The number and diversity of publications generated from amateur data is an important metric of the community's impact on science. If you want an even more comprehensive picture of the science generated by the AAVSO community during 2012, I urge you to visit our AAVSO in Print page and see for yourself the great science being done by, and with the help of, the amateur variable star observer community. However I think one can take a few things away from this broad overview.

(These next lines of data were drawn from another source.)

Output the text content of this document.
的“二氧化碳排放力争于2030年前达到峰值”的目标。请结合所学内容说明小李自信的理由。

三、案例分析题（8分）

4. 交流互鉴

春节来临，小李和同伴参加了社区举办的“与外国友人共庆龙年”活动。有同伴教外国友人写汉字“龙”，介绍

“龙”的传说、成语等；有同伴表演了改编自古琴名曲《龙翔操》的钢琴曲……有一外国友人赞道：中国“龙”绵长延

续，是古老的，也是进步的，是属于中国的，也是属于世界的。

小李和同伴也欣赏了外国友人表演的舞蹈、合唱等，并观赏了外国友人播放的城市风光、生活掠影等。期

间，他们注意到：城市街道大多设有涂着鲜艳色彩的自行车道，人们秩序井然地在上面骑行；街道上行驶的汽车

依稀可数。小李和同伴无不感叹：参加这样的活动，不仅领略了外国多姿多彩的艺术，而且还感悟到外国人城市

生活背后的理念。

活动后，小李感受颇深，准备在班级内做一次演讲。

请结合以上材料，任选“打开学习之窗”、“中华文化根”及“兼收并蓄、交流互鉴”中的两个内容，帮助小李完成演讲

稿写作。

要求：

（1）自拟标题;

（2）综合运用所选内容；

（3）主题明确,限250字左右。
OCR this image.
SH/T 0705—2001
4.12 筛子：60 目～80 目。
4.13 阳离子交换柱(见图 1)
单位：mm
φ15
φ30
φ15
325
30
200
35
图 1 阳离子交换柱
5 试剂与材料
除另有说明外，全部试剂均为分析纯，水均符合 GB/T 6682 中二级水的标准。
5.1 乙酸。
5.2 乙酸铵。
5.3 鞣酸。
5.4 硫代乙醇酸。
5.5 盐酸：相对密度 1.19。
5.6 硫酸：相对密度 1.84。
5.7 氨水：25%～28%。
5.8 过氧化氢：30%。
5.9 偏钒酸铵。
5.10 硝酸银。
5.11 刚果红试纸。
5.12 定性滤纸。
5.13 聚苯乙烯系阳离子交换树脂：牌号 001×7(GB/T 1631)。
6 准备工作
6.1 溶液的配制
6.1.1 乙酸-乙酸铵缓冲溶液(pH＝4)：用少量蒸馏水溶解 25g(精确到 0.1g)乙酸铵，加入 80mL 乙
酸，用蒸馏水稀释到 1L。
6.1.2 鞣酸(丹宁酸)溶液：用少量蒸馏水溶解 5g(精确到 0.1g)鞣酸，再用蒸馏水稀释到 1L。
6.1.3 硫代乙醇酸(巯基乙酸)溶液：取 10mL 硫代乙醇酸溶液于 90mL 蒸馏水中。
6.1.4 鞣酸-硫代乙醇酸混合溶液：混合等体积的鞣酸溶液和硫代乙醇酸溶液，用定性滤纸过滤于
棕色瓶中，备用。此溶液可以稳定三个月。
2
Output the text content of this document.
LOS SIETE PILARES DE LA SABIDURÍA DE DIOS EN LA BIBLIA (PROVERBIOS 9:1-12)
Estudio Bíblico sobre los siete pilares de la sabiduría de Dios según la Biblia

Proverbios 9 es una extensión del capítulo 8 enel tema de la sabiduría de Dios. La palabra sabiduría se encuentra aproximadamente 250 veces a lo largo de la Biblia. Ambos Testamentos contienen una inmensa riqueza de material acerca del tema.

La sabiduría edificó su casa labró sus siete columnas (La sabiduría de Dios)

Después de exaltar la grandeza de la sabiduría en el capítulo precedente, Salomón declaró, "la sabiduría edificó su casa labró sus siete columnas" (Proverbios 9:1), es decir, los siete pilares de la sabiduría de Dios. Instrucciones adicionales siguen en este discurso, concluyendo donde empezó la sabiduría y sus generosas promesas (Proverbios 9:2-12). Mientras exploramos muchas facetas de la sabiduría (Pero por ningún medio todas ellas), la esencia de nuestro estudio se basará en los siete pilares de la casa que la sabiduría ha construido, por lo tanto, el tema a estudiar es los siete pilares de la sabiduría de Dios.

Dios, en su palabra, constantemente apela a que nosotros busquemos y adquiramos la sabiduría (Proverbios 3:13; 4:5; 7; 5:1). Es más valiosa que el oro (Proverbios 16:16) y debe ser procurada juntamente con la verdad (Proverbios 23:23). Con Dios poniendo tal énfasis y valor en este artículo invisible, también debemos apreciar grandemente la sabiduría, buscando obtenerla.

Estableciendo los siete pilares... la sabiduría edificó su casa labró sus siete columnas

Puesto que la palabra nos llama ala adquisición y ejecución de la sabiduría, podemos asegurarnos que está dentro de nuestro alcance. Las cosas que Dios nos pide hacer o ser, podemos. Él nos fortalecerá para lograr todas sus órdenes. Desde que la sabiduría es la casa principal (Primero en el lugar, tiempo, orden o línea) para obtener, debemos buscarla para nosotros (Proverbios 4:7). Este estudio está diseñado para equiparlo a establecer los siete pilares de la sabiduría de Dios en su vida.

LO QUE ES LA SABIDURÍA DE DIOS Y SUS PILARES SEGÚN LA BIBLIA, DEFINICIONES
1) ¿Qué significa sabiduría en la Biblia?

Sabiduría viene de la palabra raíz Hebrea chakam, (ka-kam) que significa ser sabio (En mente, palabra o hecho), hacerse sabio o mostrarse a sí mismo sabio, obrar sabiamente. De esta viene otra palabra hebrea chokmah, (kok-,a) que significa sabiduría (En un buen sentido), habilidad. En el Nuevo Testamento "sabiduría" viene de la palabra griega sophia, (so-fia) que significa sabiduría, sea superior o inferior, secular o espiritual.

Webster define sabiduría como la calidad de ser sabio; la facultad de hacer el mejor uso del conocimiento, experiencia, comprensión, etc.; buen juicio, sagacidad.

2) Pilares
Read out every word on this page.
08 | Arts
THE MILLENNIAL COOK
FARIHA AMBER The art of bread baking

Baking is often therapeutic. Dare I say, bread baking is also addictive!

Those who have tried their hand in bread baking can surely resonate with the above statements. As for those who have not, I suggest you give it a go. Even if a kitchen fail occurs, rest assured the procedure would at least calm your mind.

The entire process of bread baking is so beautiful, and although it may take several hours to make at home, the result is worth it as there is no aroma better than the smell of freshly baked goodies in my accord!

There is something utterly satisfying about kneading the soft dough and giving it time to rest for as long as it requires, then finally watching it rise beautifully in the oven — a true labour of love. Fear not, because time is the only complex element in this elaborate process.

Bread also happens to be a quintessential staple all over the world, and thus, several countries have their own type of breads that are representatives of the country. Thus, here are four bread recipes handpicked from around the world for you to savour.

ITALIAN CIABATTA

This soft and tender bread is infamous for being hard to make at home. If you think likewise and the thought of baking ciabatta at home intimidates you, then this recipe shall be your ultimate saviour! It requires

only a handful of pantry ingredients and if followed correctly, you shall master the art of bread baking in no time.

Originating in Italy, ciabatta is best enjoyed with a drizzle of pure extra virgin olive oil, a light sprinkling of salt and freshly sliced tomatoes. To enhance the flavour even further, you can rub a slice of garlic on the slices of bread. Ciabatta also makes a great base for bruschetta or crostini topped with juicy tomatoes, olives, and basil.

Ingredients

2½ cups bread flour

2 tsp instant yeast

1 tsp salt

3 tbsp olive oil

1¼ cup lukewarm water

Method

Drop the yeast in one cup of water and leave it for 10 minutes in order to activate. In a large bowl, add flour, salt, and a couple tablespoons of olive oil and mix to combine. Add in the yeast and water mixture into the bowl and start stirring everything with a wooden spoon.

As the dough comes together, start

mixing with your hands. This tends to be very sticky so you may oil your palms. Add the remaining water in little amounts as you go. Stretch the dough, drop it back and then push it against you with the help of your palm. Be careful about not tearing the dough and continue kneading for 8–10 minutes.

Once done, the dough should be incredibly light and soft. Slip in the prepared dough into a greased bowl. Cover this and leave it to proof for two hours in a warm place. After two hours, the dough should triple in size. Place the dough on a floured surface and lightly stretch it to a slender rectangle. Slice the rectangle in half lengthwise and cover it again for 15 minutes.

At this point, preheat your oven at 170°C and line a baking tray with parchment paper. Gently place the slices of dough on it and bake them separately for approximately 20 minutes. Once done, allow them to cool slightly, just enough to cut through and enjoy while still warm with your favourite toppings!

One is that your observations are being used in very diverse ways, and ground-based photometry is being effectively paired with any number of other data sets and research strategies. Two, I think the current topics of interest show value in both long-term monitoring of variables and intensive, short-term campaigns. There's no fixed strategy for what observations are necessarily most productive, but in general the papers utilizing archival data seem to concentrate on objects with long-term variations -- the Miras, semiregulars, R CrB stars, and others. Objects with very short-term variations -- cataclysmics and YSOs -- are a mix, but short-term, focused and intensive campaigns are providing interesting new results. I would argue that both are valuable approaches for observers to take, and which you try is more a matter of personal preference as much as scientific result. Lastly, there are a number of papers producing very interesting astrophysics from very bright stars -- brighter than V=12, and often much brighter. This is increasingly the realm solely of the amateur and small college community as major national and international observatories focus attention (and budgets) on very large telescopes. We're now in an era where even 4-meter telescopes are considered "small", which leaves an extraordinary array of targets unobserved -- and unobservable -- by major instruments. There are valid scientific reasons for the larger research community to push the boundaries of the field with powerful instrumentation, but definitely be aware there's an awful lot of astronomy and astrophysics left to learn, precisely where your instruments are most powerful. I think the research community will become increasingly reliant on the international amateur community in the years to come, and there's also room for researchers within the amateur community to define their own projects and answer interesting questions.
I look forward to seeing more great science in print in the year to come, and we're already actively adding to AAVSO in Print in just the first month of the year. There are any number of ways you can participate in science, and I hope you take every opportunity to do so. Your only limitations are your imagination and clouds, and I wish you very clear skies in 2013!